Every Rat Line operation was meticulously rehearsed, step by step, to prevent any embarrassment to the American government. ‘We would never let a Rat Line product out of our sight,’ says Milano. When the paperwork was completed, his three-man team, with the ‘body’ dressed in an American uniform, drove in an army jeep down to Bad Gastein and proceeded, with the jeep, by train through the Alps to the Italian border. There a ‘friendly’ customs official waved the party through and the four headed for either Naples or Genoa, depending on the availability of the next ship across the Atlantic.

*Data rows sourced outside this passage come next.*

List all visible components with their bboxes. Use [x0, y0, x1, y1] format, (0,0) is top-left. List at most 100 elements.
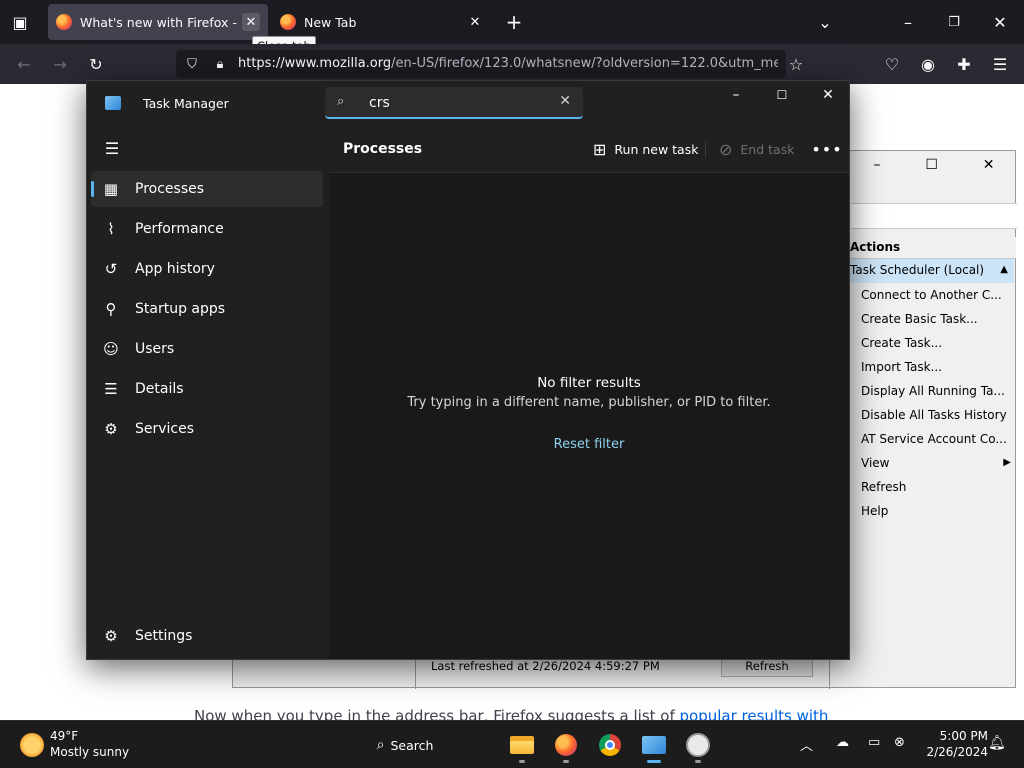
- notification-bell-icon[interactable]: 🔔︎: [988, 735, 1006, 751]
- maximize-icon[interactable]: ☐: [759, 81, 805, 109]
- lock-icon[interactable]: 🔒︎: [206, 50, 234, 78]
- task-scheduler-taskbar-icon[interactable]: [682, 729, 714, 763]
- reload-icon[interactable]: ↻: [82, 50, 110, 78]
- new-tab-icon[interactable]: +: [500, 8, 528, 36]
- firefox-logo-icon: [56, 14, 72, 30]
- browser-tab-bar: ▣ What's new with Firefox - Mozilla ✕ Ne…: [0, 0, 1024, 44]
- task-manager-nav: ▦ Processes ⌇ Performance ↺ App history …: [91, 171, 323, 451]
- taskbar-search-button[interactable]: ⌕ Search: [360, 729, 450, 761]
- close-tab-icon[interactable]: ✕: [466, 13, 484, 31]
- account-icon[interactable]: ◉: [914, 50, 942, 78]
- chrome-taskbar-icon[interactable]: [594, 729, 626, 761]
- nav-item-app-history[interactable]: ↺ App history: [91, 251, 323, 287]
- task-scheduler-strip: [851, 203, 1017, 229]
- action-connect[interactable]: Connect to Another C...: [861, 285, 1011, 309]
- firefox-taskbar-icon[interactable]: [550, 729, 582, 763]
- actions-header: Actions: [850, 237, 1016, 259]
- search-icon: ⌕: [376, 737, 385, 753]
- action-disable-history[interactable]: Disable All Tasks History: [861, 405, 1011, 429]
- cloud-icon[interactable]: ☁: [836, 735, 849, 750]
- menu-icon[interactable]: ☰: [986, 50, 1014, 78]
- end-task-button[interactable]: ⊘ End task: [719, 135, 794, 163]
- hamburger-menu-icon[interactable]: ☰: [101, 137, 123, 159]
- minimize-icon[interactable]: –: [713, 81, 759, 109]
- task-manager-icon: [642, 736, 666, 754]
- close-window-icon[interactable]: ✕: [986, 8, 1014, 36]
- action-help[interactable]: Help: [861, 501, 1011, 525]
- nav-item-settings[interactable]: ⚙ Settings: [91, 618, 323, 654]
- weather-temperature[interactable]: 49°F: [50, 729, 78, 743]
- task-manager-taskbar-icon[interactable]: [638, 729, 670, 763]
- tab-new-tab[interactable]: New Tab ✕: [272, 4, 492, 40]
- clock-time[interactable]: 5:00 PM: [928, 729, 988, 743]
- collapse-arrow-icon[interactable]: ▲: [1000, 264, 1008, 275]
- close-tab-icon[interactable]: ✕: [242, 13, 260, 31]
- nav-item-startup-apps[interactable]: ⚲ Startup apps: [91, 291, 323, 327]
- close-icon[interactable]: ✕: [983, 157, 995, 173]
- bookmark-star-icon[interactable]: ☆: [782, 50, 810, 78]
- close-icon[interactable]: ✕: [805, 81, 851, 109]
- pane-divider[interactable]: [829, 655, 830, 689]
- action-create-basic-task[interactable]: Create Basic Task...: [861, 309, 1011, 333]
- task-manager-app-icon: [105, 96, 121, 110]
- minimize-icon[interactable]: –: [894, 8, 922, 36]
- selected-item-label: Task Scheduler (Local): [850, 263, 985, 277]
- nav-label: Services: [135, 421, 195, 437]
- nav-label: Startup apps: [135, 301, 226, 317]
- clear-search-icon[interactable]: ✕: [559, 93, 571, 109]
- url-bar[interactable]: ⛉ 🔒︎ https://www.mozilla.org/en-US/firef…: [176, 50, 786, 78]
- folder-icon: [510, 736, 534, 754]
- firefox-logo-icon: [280, 14, 296, 30]
- nav-item-details[interactable]: ☰ Details: [91, 371, 323, 407]
- nav-item-performance[interactable]: ⌇ Performance: [91, 211, 323, 247]
- show-hidden-icons-icon[interactable]: ︿: [800, 735, 813, 754]
- processes-icon: ▦: [103, 180, 119, 198]
- action-create-task[interactable]: Create Task...: [861, 333, 1011, 357]
- weather-description[interactable]: Mostly sunny: [50, 745, 129, 759]
- actions-list: Connect to Another C... Create Basic Tas…: [861, 285, 1011, 525]
- tab-whats-new[interactable]: What's new with Firefox - Mozilla ✕: [48, 4, 268, 40]
- task-manager-window: Task Manager ☰ ▦ Processes ⌇ Performance…: [86, 80, 850, 660]
- process-search-box[interactable]: ⌕ ✕: [325, 87, 583, 119]
- url-host: https://www.mozilla.org: [238, 56, 392, 71]
- weather-sun-icon[interactable]: [20, 733, 44, 757]
- file-explorer-taskbar-icon[interactable]: [506, 729, 538, 763]
- task-scheduler-local-item[interactable]: Task Scheduler (Local) ▲: [850, 259, 1014, 283]
- pocket-icon[interactable]: ♡: [878, 50, 906, 78]
- forward-icon[interactable]: →: [46, 50, 74, 78]
- action-import-task[interactable]: Import Task...: [861, 357, 1011, 381]
- nav-item-processes[interactable]: ▦ Processes: [91, 171, 323, 207]
- action-at-service-account[interactable]: AT Service Account Co...: [861, 429, 1011, 453]
- display-icon[interactable]: ▭: [868, 735, 880, 750]
- task-manager-settings-area: ⚙ Settings: [91, 618, 323, 658]
- more-options-icon[interactable]: •••: [811, 135, 841, 163]
- tracking-protection-icon[interactable]: ⛉: [178, 50, 206, 78]
- nav-label: Performance: [135, 221, 224, 237]
- url-path: /en-US/firefox/123.0/whatsnew/?oldversio…: [391, 56, 778, 71]
- minimize-icon[interactable]: –: [873, 157, 880, 173]
- run-new-task-button[interactable]: ⊞ Run new task: [593, 135, 698, 163]
- nav-item-services[interactable]: ⚙ Services: [91, 411, 323, 447]
- nav-item-users[interactable]: ☺ Users: [91, 331, 323, 367]
- end-task-icon: ⊘: [719, 139, 733, 159]
- extensions-icon[interactable]: ✚: [950, 50, 978, 78]
- submenu-arrow-icon: ▶: [1003, 457, 1011, 468]
- settings-gear-icon: ⚙: [104, 627, 118, 645]
- reset-filter-link[interactable]: Reset filter: [329, 437, 849, 452]
- action-refresh[interactable]: Refresh: [861, 477, 1011, 501]
- list-all-tabs-icon[interactable]: ⌄: [811, 8, 839, 36]
- firefox-view-icon[interactable]: ▣: [6, 8, 34, 36]
- restore-icon[interactable]: ❐: [940, 8, 968, 36]
- network-muted-icon[interactable]: ⊗: [894, 735, 905, 750]
- startup-apps-icon: ⚲: [105, 300, 117, 318]
- last-refreshed-text: Last refreshed at 2/26/2024 4:59:27 PM: [431, 659, 660, 673]
- users-icon: ☺: [103, 340, 119, 358]
- maximize-icon[interactable]: ☐: [925, 157, 938, 173]
- window-title: Task Manager: [143, 96, 229, 111]
- action-view[interactable]: View ▶: [861, 453, 1011, 477]
- search-input[interactable]: [369, 92, 549, 114]
- clock-date[interactable]: 2/26/2024: [918, 745, 988, 759]
- action-display-running[interactable]: Display All Running Ta...: [861, 381, 1011, 405]
- back-icon[interactable]: ←: [10, 50, 38, 78]
- page-title: Processes: [343, 141, 423, 157]
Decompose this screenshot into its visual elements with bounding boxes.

The contact in Genoa was Krunosla Draganovic, a Croatian priest whom Milano called ‘the good Father’. Draganovic had been discovered by Ly
on on one of the earliest Rat Line operations in Trieste and had proved to be enormously valuable for the American operation, not least through his good contacts with displaced persons organisations managing quotas for emigration to South America. At the time, the South American countries were eager to attract skilled labour. Draganovic briefed the Rat Line team on the particular skills needed by each country: it was then a simple matter of filling in the ‘body’s’ profession on the documents. Draganovic’s fee was about $1,000 per person (half-price for children) and there was a special rate of $1,400 for VIP treatment. Invariably there were delays in the port, so a small hotel was selected where no questions would be asked: ‘The escort would babysit in the hotel, not letting the shipment out of sight until the ship’s departure. Then we would walk him right up to the gangplank, turn him over to somebody aboard the ship who knew that this was a special person who had to be taken care of, and that was the end of the Rat Line.’ No one left Europe with less than $1,000 and some left with as much as $8,000, in recognition of their services and to help them start their new life. Barbie is said to have been given $5,000, although he was later to admit to the Bolivians that he possessed only $850.